Nimatron

Nimatron
Woman playing the Nimatron
Nimatron in 1940
DeveloperEdward Condon
Gerald L. Tawney
Willard A. Derr
ManufacturerWestinghouse Electric Corporation
Release dateApril 1940

The Nimatron was an electro-mechanical machine that played Nim. It was first exhibited in April–October 1940 by the Westinghouse Electric Corporation at the 1939-1940 New York World's Fair to entertain fair-goers. Conceived of some months prior by Edward Condon and built by Gerald L. Tawney and Willard A. Derr, the device was a non-programmable digital computer composed of electro-mechanical relays which could respond to players' choices in the game in a dozen different patterns. The machine, which weighed over a metric ton, displayed four lines of seven light bulbs both in front of the player and on four sides of an overhead cube. Players alternated turns with the machine in removing one or more lights from one of the rows until the lights were all extinguished. The calculations were purposely delayed to give the illusion that the machine was considering moves, and winners received a token.
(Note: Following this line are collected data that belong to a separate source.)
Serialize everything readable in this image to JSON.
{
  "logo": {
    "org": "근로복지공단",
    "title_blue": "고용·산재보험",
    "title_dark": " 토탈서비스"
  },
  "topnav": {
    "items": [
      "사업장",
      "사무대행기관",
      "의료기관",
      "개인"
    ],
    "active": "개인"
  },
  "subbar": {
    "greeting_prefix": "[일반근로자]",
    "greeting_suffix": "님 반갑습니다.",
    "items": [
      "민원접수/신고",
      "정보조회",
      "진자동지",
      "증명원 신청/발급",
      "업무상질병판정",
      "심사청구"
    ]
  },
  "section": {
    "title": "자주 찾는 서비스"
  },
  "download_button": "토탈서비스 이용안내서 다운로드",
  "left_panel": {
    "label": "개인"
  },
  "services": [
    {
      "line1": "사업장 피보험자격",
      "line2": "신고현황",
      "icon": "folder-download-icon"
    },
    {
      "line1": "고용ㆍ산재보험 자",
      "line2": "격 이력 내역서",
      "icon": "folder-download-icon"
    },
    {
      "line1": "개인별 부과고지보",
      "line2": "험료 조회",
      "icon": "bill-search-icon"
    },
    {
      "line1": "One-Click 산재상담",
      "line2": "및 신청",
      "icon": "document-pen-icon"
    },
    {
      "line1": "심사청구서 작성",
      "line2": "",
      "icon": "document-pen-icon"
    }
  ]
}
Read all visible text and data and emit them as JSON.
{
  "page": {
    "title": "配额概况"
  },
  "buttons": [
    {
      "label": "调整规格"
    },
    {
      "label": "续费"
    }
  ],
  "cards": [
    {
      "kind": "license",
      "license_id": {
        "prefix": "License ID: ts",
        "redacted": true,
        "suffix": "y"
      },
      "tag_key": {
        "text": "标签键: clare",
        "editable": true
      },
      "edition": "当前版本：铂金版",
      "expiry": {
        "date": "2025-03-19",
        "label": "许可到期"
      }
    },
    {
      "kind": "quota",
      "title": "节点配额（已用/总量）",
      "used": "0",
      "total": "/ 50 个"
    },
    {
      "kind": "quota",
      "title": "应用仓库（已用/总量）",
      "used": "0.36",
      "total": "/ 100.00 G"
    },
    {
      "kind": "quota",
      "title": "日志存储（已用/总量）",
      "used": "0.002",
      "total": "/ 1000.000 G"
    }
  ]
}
The reception of the machine during the fair was positive, with around 100,000 games of Nim played. After the fair it was moved to the Buhl Planetarium and Institute of Popular Science Building in Pittsburgh. Despite this success, Condon considered the Nimatron a failure, because he had designed and intended it to be solely a piece of entertainment for fair-goers, but within years of the exhibition programmable digital computers began to be produced around the world by other companies and groups that used some of the same principles around storing digital information. The Nimatron is considered one of the first electro-mechanical games and a precursor to computer games, but its direct impact on digital computers and computer games is minimal. It may, however, have inspired the Nimrod computer, which was demonstrated at the 1951 Festival of Britain playing Nim using banks of lightbulbs like the Nimatron eleven years prior.